For the first time I fancied that I saw the shadow of a smile on her lips, but it passed by so quickly that I may have been mistaken.

“But if you never say anything but Mica, I shall not know what to do to please you. Let me see; what shall we do to-day?”

She hesitated a moment, as if some fancy had flitted through her head, and then she said carelessly: “It is all the same to me; whatever you like.”

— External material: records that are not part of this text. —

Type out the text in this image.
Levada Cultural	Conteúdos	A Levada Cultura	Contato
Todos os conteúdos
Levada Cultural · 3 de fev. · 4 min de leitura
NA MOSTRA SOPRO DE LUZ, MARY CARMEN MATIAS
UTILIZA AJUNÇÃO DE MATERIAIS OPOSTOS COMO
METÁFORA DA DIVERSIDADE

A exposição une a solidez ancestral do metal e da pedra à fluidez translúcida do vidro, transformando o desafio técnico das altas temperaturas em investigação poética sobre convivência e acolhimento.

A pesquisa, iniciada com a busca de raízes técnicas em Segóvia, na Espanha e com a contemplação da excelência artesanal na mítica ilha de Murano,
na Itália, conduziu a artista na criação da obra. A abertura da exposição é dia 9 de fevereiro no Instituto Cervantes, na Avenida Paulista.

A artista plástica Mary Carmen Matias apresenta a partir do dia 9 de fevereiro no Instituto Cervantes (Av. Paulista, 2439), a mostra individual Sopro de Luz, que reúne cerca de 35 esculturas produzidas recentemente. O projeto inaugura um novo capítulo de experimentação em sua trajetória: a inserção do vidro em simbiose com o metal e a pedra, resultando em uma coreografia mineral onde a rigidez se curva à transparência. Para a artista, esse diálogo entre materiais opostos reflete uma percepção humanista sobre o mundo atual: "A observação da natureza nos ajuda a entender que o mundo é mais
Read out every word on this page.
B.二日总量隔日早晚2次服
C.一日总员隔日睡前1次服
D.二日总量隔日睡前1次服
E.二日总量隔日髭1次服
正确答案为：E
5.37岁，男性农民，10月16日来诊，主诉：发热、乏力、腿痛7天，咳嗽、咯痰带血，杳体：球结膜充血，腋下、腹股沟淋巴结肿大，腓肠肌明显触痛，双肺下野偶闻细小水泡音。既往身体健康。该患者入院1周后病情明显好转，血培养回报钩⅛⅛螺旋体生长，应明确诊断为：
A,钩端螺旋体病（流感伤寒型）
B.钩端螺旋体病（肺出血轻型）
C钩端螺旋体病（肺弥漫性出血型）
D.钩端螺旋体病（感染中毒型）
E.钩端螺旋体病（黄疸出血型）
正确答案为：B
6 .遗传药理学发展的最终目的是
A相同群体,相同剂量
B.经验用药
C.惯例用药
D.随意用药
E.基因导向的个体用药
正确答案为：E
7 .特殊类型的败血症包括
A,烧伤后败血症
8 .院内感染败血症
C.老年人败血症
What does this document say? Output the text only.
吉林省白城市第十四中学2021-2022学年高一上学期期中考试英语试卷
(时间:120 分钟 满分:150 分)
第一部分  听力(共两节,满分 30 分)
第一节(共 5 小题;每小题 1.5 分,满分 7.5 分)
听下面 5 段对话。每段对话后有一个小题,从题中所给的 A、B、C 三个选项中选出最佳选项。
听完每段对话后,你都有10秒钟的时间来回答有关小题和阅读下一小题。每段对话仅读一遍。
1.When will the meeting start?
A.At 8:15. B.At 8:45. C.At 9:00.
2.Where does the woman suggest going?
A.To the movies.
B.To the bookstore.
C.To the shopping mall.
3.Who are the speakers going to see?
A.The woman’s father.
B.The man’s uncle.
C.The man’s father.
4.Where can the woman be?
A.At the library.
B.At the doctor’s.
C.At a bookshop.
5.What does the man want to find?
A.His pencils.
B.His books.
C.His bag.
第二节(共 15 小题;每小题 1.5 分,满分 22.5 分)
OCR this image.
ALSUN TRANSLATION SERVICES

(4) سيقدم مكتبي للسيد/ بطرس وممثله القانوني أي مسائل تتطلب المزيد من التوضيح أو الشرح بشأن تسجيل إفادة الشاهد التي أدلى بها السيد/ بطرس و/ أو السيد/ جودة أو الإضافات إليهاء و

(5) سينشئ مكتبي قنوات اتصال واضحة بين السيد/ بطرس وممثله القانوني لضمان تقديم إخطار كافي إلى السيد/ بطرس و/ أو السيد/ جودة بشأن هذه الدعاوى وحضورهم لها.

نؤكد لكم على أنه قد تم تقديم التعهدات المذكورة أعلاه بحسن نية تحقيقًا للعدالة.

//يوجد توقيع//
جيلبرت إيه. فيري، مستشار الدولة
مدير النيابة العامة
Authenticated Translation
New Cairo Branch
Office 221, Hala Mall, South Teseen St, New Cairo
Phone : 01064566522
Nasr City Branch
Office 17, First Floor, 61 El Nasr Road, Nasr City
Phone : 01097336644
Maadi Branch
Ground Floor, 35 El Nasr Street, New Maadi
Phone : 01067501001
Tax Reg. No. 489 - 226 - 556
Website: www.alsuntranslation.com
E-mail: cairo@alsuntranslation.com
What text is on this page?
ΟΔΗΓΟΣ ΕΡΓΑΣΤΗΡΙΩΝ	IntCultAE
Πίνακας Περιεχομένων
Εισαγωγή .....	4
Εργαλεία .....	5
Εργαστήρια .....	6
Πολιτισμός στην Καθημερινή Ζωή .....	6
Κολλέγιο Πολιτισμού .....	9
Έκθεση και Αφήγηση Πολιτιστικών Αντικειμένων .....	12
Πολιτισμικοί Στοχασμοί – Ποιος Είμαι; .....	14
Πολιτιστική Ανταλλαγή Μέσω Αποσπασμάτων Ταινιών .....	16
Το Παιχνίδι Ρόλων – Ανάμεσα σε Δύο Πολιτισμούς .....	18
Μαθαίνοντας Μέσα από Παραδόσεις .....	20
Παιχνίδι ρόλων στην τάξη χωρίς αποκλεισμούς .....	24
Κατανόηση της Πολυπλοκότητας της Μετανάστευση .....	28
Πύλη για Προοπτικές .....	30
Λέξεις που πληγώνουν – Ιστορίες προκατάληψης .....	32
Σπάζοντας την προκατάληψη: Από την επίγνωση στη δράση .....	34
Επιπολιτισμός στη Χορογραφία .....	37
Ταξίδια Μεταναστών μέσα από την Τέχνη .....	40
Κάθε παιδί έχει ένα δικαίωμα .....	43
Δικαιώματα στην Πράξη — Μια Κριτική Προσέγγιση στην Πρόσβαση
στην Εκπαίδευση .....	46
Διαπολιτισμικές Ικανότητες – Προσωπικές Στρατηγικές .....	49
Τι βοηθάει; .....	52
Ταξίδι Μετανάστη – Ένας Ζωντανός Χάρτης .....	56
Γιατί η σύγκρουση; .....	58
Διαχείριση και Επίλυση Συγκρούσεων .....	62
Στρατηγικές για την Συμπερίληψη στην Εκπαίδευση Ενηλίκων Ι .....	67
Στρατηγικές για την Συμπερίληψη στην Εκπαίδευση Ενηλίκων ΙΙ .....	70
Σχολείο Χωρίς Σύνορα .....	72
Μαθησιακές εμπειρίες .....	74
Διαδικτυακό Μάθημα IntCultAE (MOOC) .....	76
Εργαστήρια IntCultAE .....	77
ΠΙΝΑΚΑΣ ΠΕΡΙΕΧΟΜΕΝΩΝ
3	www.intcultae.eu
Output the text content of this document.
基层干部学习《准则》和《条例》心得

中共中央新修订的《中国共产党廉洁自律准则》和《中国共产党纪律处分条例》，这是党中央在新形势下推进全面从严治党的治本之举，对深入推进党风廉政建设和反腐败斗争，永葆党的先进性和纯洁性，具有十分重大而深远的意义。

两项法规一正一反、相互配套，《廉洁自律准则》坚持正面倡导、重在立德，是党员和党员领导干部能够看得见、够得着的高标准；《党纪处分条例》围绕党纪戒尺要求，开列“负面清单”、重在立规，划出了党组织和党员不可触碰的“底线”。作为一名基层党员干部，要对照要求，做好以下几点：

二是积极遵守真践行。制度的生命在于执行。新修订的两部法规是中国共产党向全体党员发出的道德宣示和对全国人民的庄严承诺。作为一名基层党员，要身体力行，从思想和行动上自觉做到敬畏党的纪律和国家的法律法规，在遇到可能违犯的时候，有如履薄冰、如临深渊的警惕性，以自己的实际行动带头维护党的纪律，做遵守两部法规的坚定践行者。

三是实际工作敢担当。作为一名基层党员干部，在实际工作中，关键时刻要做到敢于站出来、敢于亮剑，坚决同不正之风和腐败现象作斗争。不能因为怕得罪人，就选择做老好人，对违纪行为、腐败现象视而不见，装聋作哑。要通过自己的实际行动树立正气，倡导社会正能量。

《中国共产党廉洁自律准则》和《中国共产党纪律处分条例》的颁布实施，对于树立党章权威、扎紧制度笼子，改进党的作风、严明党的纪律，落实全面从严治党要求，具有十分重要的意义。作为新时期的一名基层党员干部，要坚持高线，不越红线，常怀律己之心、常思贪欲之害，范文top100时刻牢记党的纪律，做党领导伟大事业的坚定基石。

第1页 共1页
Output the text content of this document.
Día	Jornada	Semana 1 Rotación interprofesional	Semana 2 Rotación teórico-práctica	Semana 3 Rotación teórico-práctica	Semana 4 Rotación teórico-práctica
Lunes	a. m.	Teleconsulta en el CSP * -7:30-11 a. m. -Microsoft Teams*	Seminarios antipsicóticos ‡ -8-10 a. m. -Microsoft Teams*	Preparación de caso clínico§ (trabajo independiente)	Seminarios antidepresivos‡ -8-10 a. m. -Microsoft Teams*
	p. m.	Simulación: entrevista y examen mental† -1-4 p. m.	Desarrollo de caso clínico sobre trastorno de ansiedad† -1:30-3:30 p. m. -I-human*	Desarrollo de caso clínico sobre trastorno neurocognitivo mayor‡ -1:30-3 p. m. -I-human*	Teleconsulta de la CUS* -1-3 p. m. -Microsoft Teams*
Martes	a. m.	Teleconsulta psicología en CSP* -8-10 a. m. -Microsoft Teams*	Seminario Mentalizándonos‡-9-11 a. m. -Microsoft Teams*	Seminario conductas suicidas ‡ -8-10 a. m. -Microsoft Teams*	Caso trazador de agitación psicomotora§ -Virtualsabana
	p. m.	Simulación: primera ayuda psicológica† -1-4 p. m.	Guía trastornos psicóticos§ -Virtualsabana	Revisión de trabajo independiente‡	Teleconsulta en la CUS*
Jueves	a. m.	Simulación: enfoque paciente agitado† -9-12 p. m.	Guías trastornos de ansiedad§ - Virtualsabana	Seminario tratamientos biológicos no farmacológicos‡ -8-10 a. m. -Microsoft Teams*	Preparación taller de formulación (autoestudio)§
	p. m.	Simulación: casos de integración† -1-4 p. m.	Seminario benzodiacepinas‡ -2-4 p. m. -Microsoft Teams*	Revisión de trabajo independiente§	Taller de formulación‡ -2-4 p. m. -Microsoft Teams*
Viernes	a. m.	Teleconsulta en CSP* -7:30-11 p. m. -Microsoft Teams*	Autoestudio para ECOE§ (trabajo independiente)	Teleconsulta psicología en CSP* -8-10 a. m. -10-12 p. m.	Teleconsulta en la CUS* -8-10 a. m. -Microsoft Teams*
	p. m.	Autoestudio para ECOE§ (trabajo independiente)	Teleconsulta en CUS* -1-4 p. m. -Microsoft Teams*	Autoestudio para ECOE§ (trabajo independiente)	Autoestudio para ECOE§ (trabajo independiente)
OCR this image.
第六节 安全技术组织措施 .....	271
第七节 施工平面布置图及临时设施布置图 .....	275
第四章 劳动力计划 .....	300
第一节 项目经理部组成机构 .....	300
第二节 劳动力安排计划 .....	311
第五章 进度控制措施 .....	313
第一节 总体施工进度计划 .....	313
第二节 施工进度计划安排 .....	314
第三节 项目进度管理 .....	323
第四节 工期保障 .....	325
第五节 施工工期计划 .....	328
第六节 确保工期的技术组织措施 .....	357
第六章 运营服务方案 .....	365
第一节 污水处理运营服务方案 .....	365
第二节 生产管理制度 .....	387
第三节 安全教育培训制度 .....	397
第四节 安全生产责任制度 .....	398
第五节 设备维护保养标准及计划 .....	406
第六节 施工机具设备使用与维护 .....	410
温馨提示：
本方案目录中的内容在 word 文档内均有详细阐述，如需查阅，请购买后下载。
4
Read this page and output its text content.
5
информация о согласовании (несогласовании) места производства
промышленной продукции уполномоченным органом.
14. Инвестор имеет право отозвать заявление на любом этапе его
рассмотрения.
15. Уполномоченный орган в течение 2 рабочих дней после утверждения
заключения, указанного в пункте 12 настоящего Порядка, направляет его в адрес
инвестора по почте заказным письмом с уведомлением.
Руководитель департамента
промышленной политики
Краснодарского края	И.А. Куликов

“Very well, Mademoiselle Mica, we will have a carriage and go for a drive.”

“As you please,” she said.

Paul was waiting for us in the dining-room, looking as bored as third parties usually do in love affairs. I assumed a delighted air, and shook hands with him with triumphant energy.

“What are you thinking of doing?” he asked.

“First of all, we will go and see a little of the town, and then we might get a carriage and take a drive in the neighborhood.”

We breakfasted almost in silence, and then set out. I dragged Francesca from palace to palace, and she either looked at nothing or merely glanced carelessly at the various masterpieces. Paul followed us, growling all sorts of disagreeable things. Then we all three took a drive in silence into the country and returned to dinner.

The next day it was the same thing and the next day again; and on the third Paul said to me: “Look here, I am going to leave you; I am not going to stop here for three weeks watching you make love to this creature.”